When California did away with its enterprise zone tax incentive program in 2013, it replaced that program with three new tax incentives: (1) the California Competes tax credit, (2) a partial sales tax exemption on manufacturing and R&D related equipment, and (3) the New Employment hiring tax credit (NEC). At the time, a press release from Governor Brown noted: “The new Initiative will be funded by redirecting approximately $750 million annually from the state’s outdated and ineffective Enterprise Zone program.” In order to obtain the necessary bi-partisan support, the legislation needed to be revenue neutral and shift the economic incentives from the enterprise zone program to the new programs.

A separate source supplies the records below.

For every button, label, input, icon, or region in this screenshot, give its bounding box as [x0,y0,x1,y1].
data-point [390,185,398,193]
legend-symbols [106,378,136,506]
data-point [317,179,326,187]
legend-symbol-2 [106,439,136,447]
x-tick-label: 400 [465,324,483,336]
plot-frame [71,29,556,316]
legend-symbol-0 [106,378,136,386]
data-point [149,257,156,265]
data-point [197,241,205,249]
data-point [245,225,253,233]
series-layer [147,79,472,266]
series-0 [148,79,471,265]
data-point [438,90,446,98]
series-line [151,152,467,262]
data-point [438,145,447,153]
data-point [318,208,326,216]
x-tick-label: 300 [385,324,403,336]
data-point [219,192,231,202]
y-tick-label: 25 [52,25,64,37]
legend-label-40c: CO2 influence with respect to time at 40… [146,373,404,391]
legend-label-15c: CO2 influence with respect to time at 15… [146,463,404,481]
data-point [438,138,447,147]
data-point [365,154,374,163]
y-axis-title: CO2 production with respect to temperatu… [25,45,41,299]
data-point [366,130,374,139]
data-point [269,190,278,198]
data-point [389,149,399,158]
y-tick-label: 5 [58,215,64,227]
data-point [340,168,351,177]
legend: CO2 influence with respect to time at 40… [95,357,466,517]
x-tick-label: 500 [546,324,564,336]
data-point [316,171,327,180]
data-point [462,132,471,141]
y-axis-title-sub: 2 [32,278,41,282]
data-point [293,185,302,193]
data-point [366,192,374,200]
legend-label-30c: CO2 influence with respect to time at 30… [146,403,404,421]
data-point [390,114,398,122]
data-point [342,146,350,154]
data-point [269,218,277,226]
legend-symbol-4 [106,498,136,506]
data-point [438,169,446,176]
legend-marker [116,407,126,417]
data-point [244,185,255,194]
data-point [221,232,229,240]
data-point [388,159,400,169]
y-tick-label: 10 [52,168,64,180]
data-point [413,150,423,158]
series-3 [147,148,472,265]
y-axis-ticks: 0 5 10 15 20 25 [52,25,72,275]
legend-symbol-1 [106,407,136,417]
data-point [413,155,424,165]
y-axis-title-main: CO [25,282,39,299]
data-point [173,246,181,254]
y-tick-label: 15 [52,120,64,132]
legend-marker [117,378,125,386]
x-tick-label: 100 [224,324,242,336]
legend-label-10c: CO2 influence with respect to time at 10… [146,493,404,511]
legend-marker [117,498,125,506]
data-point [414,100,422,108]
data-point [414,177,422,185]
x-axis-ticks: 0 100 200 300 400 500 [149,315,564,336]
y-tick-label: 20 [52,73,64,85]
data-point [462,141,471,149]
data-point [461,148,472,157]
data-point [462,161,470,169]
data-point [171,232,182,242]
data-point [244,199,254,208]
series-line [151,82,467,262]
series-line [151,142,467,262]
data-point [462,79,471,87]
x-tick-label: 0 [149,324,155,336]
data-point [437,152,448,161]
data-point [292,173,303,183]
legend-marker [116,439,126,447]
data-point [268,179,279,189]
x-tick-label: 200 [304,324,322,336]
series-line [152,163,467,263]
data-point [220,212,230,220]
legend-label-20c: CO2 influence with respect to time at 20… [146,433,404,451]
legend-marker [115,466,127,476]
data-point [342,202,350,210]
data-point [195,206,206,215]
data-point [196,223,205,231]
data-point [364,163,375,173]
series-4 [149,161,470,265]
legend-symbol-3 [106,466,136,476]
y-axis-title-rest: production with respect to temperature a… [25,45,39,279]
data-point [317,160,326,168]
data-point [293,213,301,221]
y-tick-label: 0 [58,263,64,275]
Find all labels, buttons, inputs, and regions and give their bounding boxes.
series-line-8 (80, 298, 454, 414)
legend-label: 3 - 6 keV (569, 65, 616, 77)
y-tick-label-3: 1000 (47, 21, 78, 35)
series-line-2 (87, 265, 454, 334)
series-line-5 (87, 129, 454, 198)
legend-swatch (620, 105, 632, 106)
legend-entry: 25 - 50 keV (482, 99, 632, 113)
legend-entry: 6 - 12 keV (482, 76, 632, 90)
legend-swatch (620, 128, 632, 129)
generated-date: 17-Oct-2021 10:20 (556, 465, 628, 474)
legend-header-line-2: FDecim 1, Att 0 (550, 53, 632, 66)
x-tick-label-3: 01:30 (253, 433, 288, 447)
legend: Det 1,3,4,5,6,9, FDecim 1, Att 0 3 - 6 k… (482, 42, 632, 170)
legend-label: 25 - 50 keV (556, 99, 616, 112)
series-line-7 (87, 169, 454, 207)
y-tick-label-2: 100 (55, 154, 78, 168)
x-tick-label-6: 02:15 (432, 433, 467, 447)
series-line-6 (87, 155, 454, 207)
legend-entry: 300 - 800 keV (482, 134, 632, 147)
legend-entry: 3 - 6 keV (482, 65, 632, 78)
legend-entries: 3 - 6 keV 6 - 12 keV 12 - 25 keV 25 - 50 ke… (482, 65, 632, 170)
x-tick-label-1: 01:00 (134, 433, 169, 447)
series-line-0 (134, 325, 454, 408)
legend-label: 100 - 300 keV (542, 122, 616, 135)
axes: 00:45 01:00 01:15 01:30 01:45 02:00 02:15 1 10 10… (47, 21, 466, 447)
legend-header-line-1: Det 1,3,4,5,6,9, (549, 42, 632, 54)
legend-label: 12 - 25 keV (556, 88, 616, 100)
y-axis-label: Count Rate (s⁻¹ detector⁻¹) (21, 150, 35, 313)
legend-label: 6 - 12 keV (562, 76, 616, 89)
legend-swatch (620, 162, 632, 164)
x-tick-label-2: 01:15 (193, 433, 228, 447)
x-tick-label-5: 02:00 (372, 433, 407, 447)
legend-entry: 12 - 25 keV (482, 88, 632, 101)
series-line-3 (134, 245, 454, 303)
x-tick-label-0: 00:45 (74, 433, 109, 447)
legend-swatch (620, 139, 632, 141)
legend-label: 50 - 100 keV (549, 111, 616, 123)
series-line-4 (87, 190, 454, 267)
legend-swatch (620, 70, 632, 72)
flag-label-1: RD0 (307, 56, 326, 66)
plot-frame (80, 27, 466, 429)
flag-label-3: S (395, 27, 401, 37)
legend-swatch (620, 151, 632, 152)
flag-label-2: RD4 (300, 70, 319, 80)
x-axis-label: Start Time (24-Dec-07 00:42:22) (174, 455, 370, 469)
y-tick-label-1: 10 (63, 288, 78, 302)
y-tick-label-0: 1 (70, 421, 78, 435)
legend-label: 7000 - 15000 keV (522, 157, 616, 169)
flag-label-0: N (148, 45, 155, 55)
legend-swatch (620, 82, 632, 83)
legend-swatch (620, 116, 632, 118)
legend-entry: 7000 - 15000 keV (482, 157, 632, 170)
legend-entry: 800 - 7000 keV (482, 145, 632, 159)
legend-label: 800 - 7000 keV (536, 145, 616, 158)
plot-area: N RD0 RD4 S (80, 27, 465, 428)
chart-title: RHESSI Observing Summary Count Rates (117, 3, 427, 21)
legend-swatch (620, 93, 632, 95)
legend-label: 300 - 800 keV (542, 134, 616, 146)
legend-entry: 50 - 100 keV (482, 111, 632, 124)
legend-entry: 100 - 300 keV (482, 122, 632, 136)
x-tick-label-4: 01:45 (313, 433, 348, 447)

Regarding the NEC in particular, we noted:

For the NEC, the legislation required that FTB publish the names of taxpayers who claimed the NEC and the amounts claimed. The FTB recently published the first list which pertains to the 2014 tax year. So far, 37 taxpayers have claimed a total of $299,164 in NEC tax credits.

$200 million for California Competes, plus about $200 million for the sales tax exemption comes to about $400 million. That leaves about $350 million before reaching the revenue neutral $750 million mark which convinced legislators to eliminate the enterprise zones. So far, the NEC is providing less than one tenth of one percent of that benefit to California businesses.

On March 27, 2017 the FTB updated their webpage publicizing the NEC credits claimed by various companies for tax years 2014 and 2015.

The total amount of credit utilized for tax year 2014 was revised upward from $299,000 to $340,822. The amount utilized in tax year 2015 was double that: $693,323.

Nevertheless, a program that was sold the the legislature as providing several hundred million in business incentives a year is still significantly under-performing that promise.